Ariz. Renzi Associate Gets Probation for Embezzlement

February 3, 2011

A federal judge has sentenced an associate of former U.S. Rep. Rick Renzi to three years’ probation for conspiracy and embezzlement convictions related to his role as the accountant at Renzi’s family insurance firm.

U.S. District Judge David Bury rejected a federal prosecutor’s request that he sentence Dwayne Lequire to more than three years in prison. Bury also cut the amount the government wanted Lequire, 52, of Sonoita, to pay in restitution from $475,400 to $26,500 and levied no fine, defense attorney Skip Donau said.

The case is tied to allegations that the former Arizona congressman looted his family insurance business to fund his campaigns and personal expenses.

A jury convicted Lequire of conspiracy and eight counts of embezzlement in July. Another Renzi associate, Andrew Beardall, was acquitted of conspiracy and two counts of insurance fraud. Beardall, of Rockville, Md., was the president and lawyer for Renzi’s Sierra Vista-based insurance company from late 2002 through 2003.

Lequire was accused of diverting customers’ insurance premiums from the firm to Renzi. Beardall was accused of helping cover up Renzi’s alleged siphoning of $400,000 from the family insurance company to run his congressional campaign.

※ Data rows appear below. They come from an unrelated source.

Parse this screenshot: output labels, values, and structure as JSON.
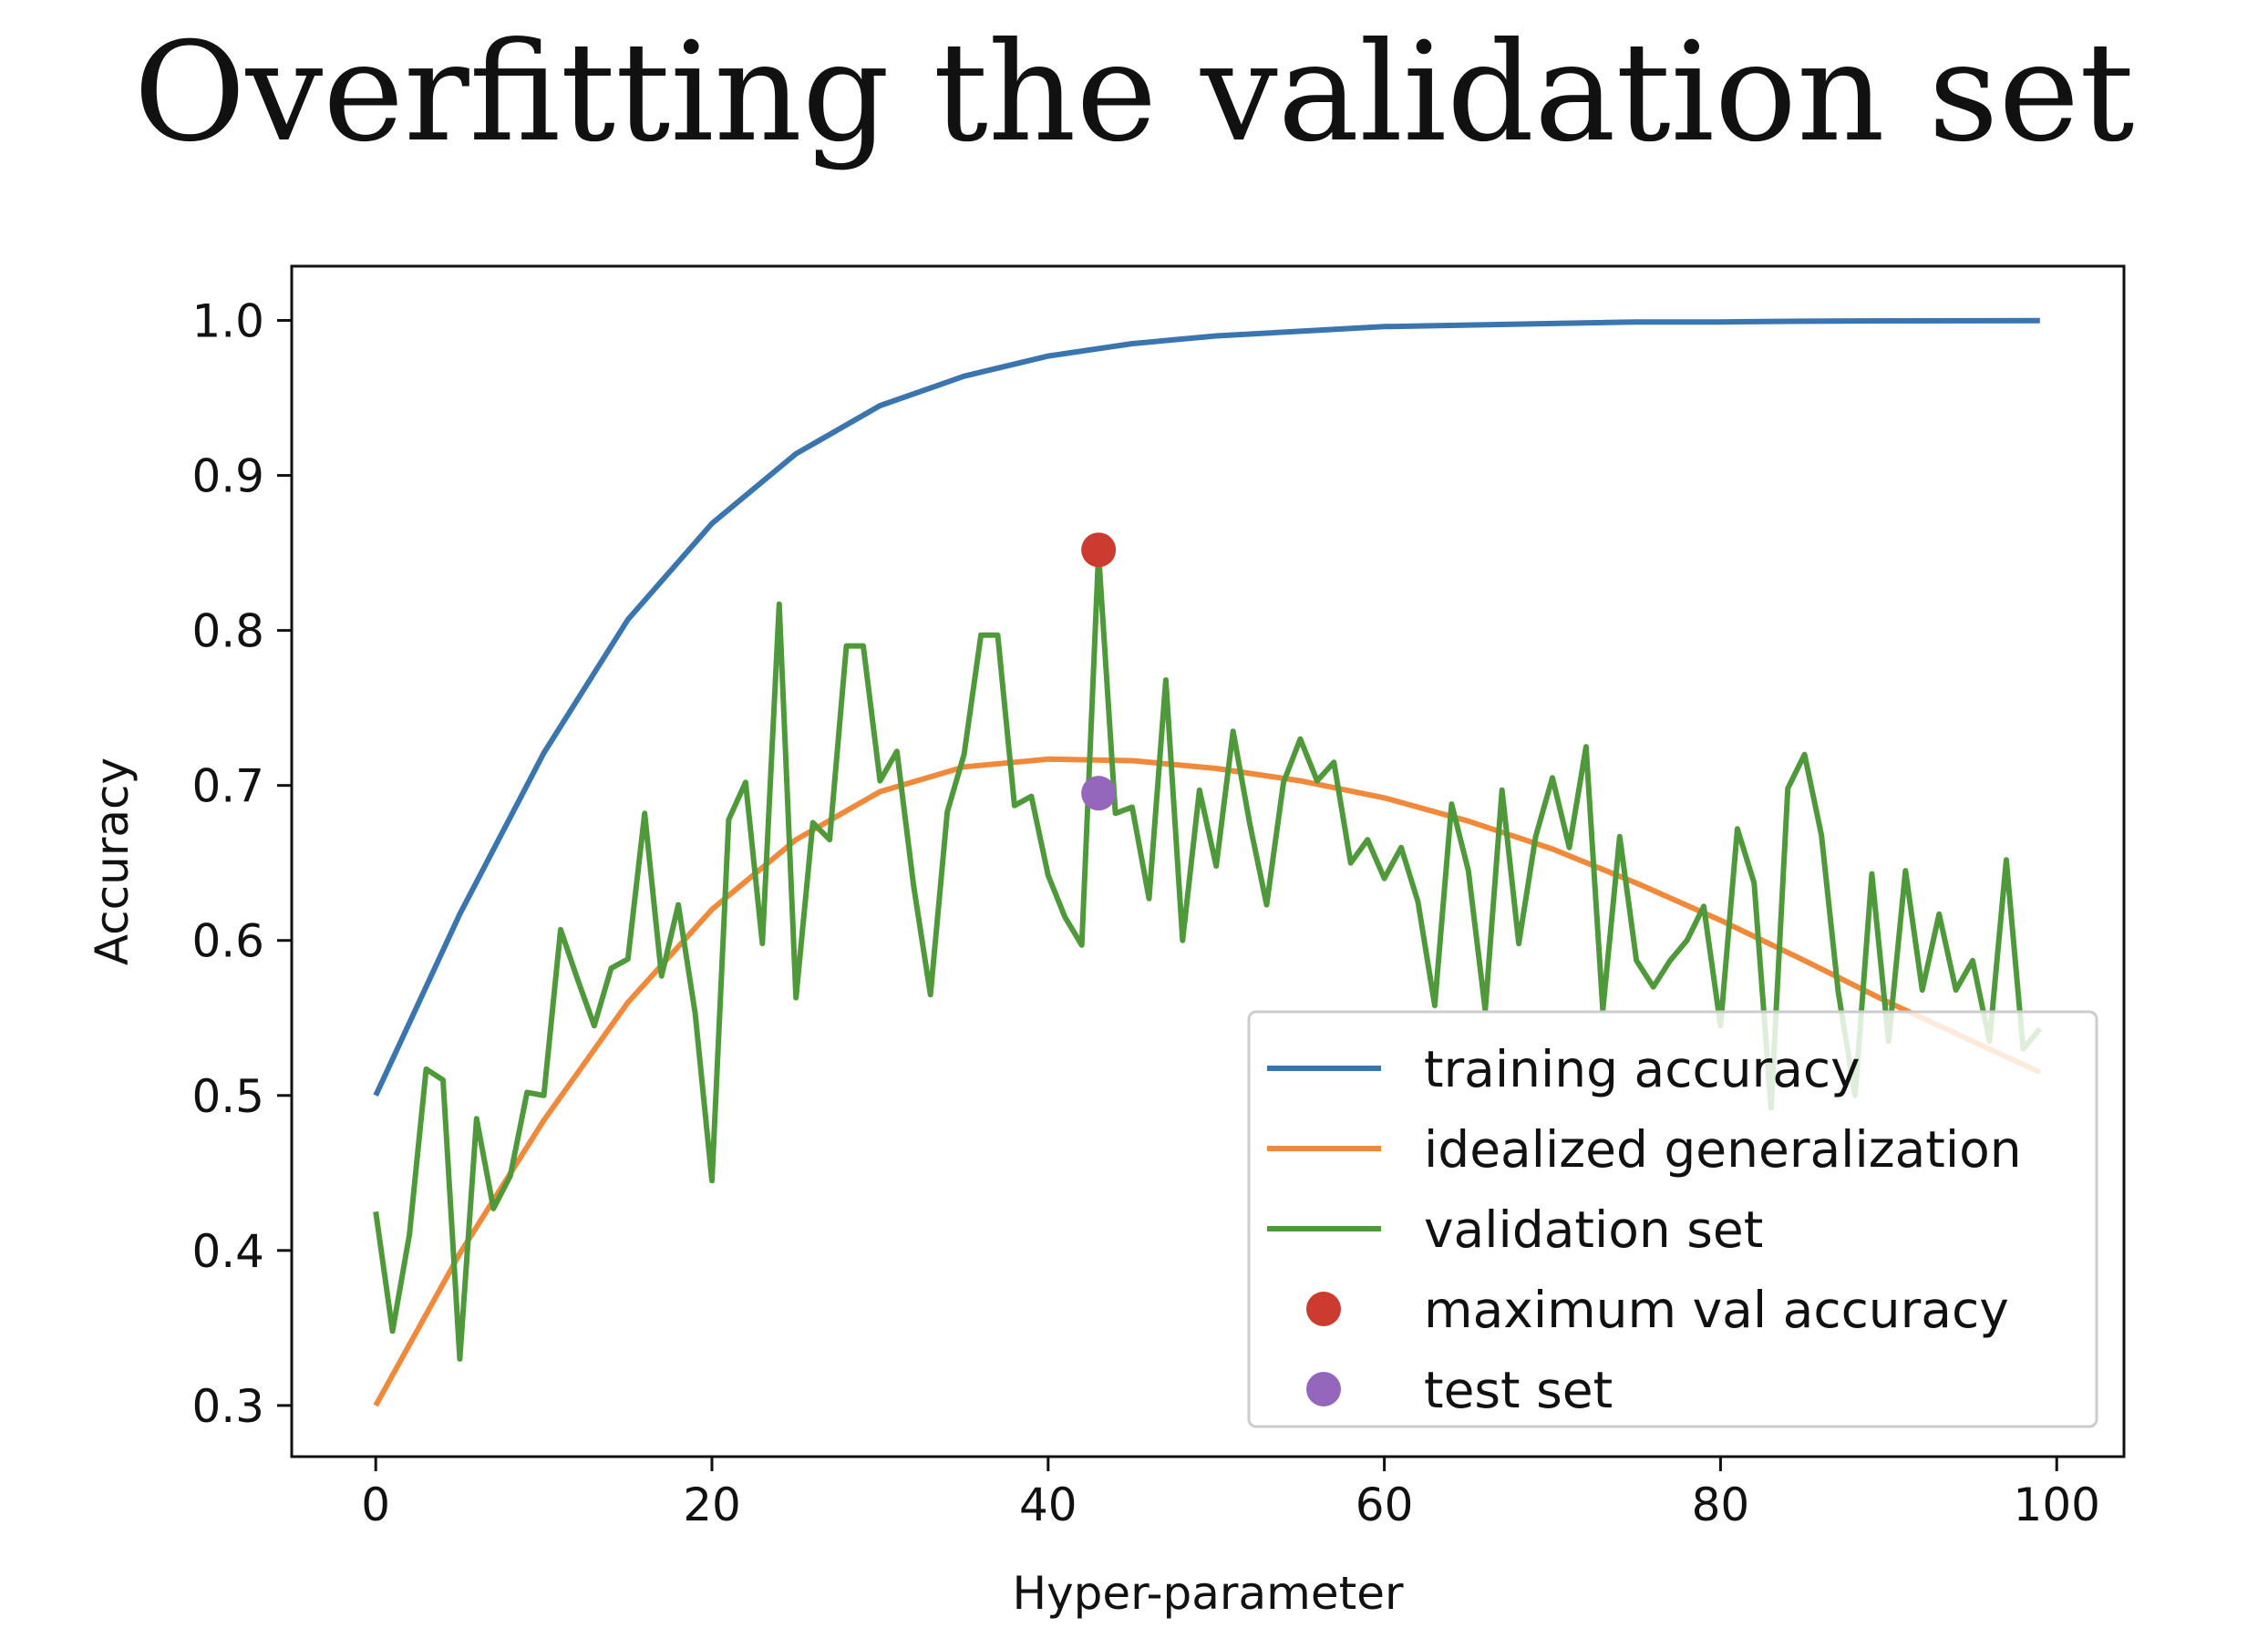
{
  "slide": {
    "title": "Overfitting the validation set"
  },
  "chart_data": {
    "type": "line",
    "title": "",
    "xlabel": "Hyper-parameter",
    "ylabel": "Accuracy",
    "xlim": [
      -5,
      104
    ],
    "ylim": [
      0.267,
      1.035
    ],
    "xticks": [
      0,
      20,
      40,
      60,
      80,
      100
    ],
    "yticks": [
      0.3,
      0.4,
      0.5,
      0.6,
      0.7,
      0.8,
      0.9,
      1.0
    ],
    "xtick_labels": [
      "0",
      "20",
      "40",
      "60",
      "80",
      "100"
    ],
    "ytick_labels": [
      "0.3",
      "0.4",
      "0.5",
      "0.6",
      "0.7",
      "0.8",
      "0.9",
      "1.0"
    ],
    "grid": false,
    "legend_position": "lower-right",
    "colors": {
      "training": "#3a75b0",
      "idealized": "#f08a3a",
      "validation": "#4e9a3a",
      "max_point": "#cc3b30",
      "test_point": "#9467bd"
    },
    "series": [
      {
        "name": "training accuracy",
        "kind": "line",
        "x": [
          0,
          5,
          10,
          15,
          20,
          25,
          30,
          35,
          40,
          45,
          50,
          55,
          60,
          65,
          70,
          75,
          80,
          85,
          90,
          95,
          99
        ],
        "y": [
          0.5,
          0.617,
          0.721,
          0.807,
          0.869,
          0.914,
          0.945,
          0.964,
          0.977,
          0.985,
          0.99,
          0.993,
          0.996,
          0.997,
          0.998,
          0.999,
          0.999,
          0.9995,
          0.9997,
          0.9998,
          0.9999
        ]
      },
      {
        "name": "idealized generalization",
        "kind": "line",
        "x": [
          0,
          5,
          10,
          15,
          20,
          25,
          30,
          35,
          40,
          45,
          50,
          55,
          60,
          65,
          70,
          75,
          80,
          85,
          90,
          95,
          99
        ],
        "y": [
          0.3,
          0.398,
          0.484,
          0.56,
          0.62,
          0.665,
          0.696,
          0.712,
          0.717,
          0.716,
          0.711,
          0.703,
          0.692,
          0.677,
          0.659,
          0.637,
          0.613,
          0.587,
          0.56,
          0.535,
          0.515
        ]
      },
      {
        "name": "validation set",
        "kind": "line",
        "x": [
          0,
          1,
          2,
          3,
          4,
          5,
          6,
          7,
          8,
          9,
          10,
          11,
          12,
          13,
          14,
          15,
          16,
          17,
          18,
          19,
          20,
          21,
          22,
          23,
          24,
          25,
          26,
          27,
          28,
          29,
          30,
          31,
          32,
          33,
          34,
          35,
          36,
          37,
          38,
          39,
          40,
          41,
          42,
          43,
          44,
          45,
          46,
          47,
          48,
          49,
          50,
          51,
          52,
          53,
          54,
          55,
          56,
          57,
          58,
          59,
          60,
          61,
          62,
          63,
          64,
          65,
          66,
          67,
          68,
          69,
          70,
          71,
          72,
          73,
          74,
          75,
          76,
          77,
          78,
          79,
          80,
          81,
          82,
          83,
          84,
          85,
          86,
          87,
          88,
          89,
          90,
          91,
          92,
          93,
          94,
          95,
          96,
          97,
          98,
          99
        ],
        "y": [
          0.425,
          0.348,
          0.41,
          0.517,
          0.51,
          0.33,
          0.485,
          0.427,
          0.448,
          0.502,
          0.5,
          0.607,
          0.575,
          0.545,
          0.582,
          0.588,
          0.682,
          0.577,
          0.623,
          0.553,
          0.445,
          0.678,
          0.702,
          0.598,
          0.817,
          0.563,
          0.676,
          0.665,
          0.79,
          0.79,
          0.703,
          0.722,
          0.635,
          0.565,
          0.683,
          0.72,
          0.797,
          0.797,
          0.687,
          0.693,
          0.642,
          0.615,
          0.597,
          0.85,
          0.682,
          0.686,
          0.627,
          0.768,
          0.6,
          0.697,
          0.648,
          0.735,
          0.675,
          0.623,
          0.702,
          0.73,
          0.703,
          0.715,
          0.65,
          0.665,
          0.64,
          0.66,
          0.625,
          0.558,
          0.688,
          0.645,
          0.555,
          0.697,
          0.598,
          0.667,
          0.705,
          0.66,
          0.725,
          0.555,
          0.667,
          0.587,
          0.57,
          0.587,
          0.6,
          0.622,
          0.545,
          0.672,
          0.637,
          0.492,
          0.698,
          0.72,
          0.668,
          0.567,
          0.5,
          0.643,
          0.535,
          0.645,
          0.568,
          0.617,
          0.568,
          0.587,
          0.535,
          0.652,
          0.53,
          0.543
        ]
      },
      {
        "name": "maximum val accuracy",
        "kind": "point",
        "x": [
          43
        ],
        "y": [
          0.852
        ]
      },
      {
        "name": "test set",
        "kind": "point",
        "x": [
          43
        ],
        "y": [
          0.695
        ]
      }
    ]
  }
}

Lequire did not profit from the scheme and his accounting was not in dispute, Donau said. He said even the FBI used his accounting it while it built the case.

“We thought the judge was very fair and recognized the uniqueness of this case,” Donau said. “We are pleased with the sentencing. We had hoped the jury would acquit him of all charges but they did not, although his co-defendant was acquitted of them all.”

A Justice Department spokeswoman declined to comment on the sentence, handed down in Tucson.

Renzi faces charges in the insurance case and on public corruption charges tied to a land swap he is accused of trying to engineer to benefit himself and a business partner. He has pleaded not guilty.

Renzi is appealing rulings made by Bury denying a constitutional challenge to his 47-count indictment, and the 9th U.S. Circuit Court of Appeals is set to hear arguments later this month. That appeal has put the former three-term Republican lawmaker’s case on hold.

Last year, the judge blocked prosecutors from using wiretaps collected by federal investigators from being used at Renzi’s trial. Bury ruled that FBI agents and federal prosecutors “conducted an unreasonable wholesale interception of calls they knew to be attorney-client communications.”

The initial indictment against Renzi was unsealed in February 2008.

Renzi represented Arizona’s sprawling 1st Congressional District before declining to seek re-election in 2008.